To be honest, I don’t know
About plants standing in for our bodies
In poems –
               The shoulders of saguaros
               The legs of the marsh tree
               The fingers of a leaf.
So what if the Virgen of Guadalupe
Loved roses so much
She made them bloom on a rocky plane
Beside which she would later open her cloak?

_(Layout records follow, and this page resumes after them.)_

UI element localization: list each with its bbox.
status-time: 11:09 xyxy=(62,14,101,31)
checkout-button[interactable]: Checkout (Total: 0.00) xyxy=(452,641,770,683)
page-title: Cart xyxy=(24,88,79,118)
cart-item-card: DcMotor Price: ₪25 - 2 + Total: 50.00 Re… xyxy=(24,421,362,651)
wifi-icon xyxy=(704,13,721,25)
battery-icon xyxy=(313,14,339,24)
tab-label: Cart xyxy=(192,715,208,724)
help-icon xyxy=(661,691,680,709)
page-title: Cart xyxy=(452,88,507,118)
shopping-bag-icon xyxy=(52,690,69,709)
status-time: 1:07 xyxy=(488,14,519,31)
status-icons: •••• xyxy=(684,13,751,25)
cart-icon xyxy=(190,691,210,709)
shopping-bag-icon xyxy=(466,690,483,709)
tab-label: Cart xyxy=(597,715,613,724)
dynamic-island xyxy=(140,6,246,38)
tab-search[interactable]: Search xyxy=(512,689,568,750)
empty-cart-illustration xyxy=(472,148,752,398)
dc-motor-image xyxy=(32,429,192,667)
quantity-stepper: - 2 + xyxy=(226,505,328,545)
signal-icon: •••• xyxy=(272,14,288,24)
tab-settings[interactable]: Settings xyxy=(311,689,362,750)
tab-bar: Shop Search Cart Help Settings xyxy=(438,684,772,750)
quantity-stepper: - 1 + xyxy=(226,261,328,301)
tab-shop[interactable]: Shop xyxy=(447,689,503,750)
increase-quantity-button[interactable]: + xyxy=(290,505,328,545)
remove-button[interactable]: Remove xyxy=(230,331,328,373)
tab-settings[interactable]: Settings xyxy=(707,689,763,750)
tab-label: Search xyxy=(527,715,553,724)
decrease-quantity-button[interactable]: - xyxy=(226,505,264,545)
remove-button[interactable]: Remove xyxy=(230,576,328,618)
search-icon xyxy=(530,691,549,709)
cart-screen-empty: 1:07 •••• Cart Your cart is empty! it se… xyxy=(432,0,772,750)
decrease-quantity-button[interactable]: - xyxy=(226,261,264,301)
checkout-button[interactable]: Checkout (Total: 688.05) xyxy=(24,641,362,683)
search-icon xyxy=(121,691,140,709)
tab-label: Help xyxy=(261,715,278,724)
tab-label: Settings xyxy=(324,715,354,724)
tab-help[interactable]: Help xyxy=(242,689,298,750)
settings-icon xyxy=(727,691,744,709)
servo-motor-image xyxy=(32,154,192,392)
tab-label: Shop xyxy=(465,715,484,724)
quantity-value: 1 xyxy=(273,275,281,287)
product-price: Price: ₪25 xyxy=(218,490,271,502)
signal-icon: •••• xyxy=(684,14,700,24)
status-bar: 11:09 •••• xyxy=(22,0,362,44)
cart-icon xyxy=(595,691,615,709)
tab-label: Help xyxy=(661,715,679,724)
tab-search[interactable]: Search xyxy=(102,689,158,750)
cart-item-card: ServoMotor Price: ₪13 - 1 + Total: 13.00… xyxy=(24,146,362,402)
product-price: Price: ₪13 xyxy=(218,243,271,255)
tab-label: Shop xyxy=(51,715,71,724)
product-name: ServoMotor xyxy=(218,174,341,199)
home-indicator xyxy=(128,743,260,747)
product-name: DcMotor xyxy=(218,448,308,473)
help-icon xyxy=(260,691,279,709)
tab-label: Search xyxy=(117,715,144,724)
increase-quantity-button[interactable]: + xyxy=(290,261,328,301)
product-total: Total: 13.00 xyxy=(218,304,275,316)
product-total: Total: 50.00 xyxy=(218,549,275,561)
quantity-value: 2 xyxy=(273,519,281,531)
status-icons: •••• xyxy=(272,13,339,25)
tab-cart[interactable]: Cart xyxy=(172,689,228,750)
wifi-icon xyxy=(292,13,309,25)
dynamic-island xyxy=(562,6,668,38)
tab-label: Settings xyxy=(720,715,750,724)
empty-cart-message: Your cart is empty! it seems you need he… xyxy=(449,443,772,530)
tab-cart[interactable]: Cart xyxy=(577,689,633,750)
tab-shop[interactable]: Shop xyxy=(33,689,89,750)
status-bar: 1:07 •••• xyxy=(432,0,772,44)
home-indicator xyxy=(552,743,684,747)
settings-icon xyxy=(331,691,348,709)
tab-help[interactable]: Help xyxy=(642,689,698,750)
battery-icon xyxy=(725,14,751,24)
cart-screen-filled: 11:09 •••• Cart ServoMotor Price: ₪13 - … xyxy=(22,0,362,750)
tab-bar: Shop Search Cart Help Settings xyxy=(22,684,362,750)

Yes, she was a deity then,
But she had inhabited a body once.
Anyway, I’ll never be Juan Diego,
Pruning roses for the Spanish missionaries,
Though sometimes I do feel
Like one of those pilgrims aiming for the basilica,
Dragging his knees across concrete
Even while knowing he will never die
The way the green dies in winter
Only to return the following season, reborn.


Author’s Note

The speaker is an outcast from a religion (wedded to colonization) and so without the expectation of a life after death, hence his doubts about nature as a suitable metaphor, though even in its rejection the metaphor seems to insist itself at the end.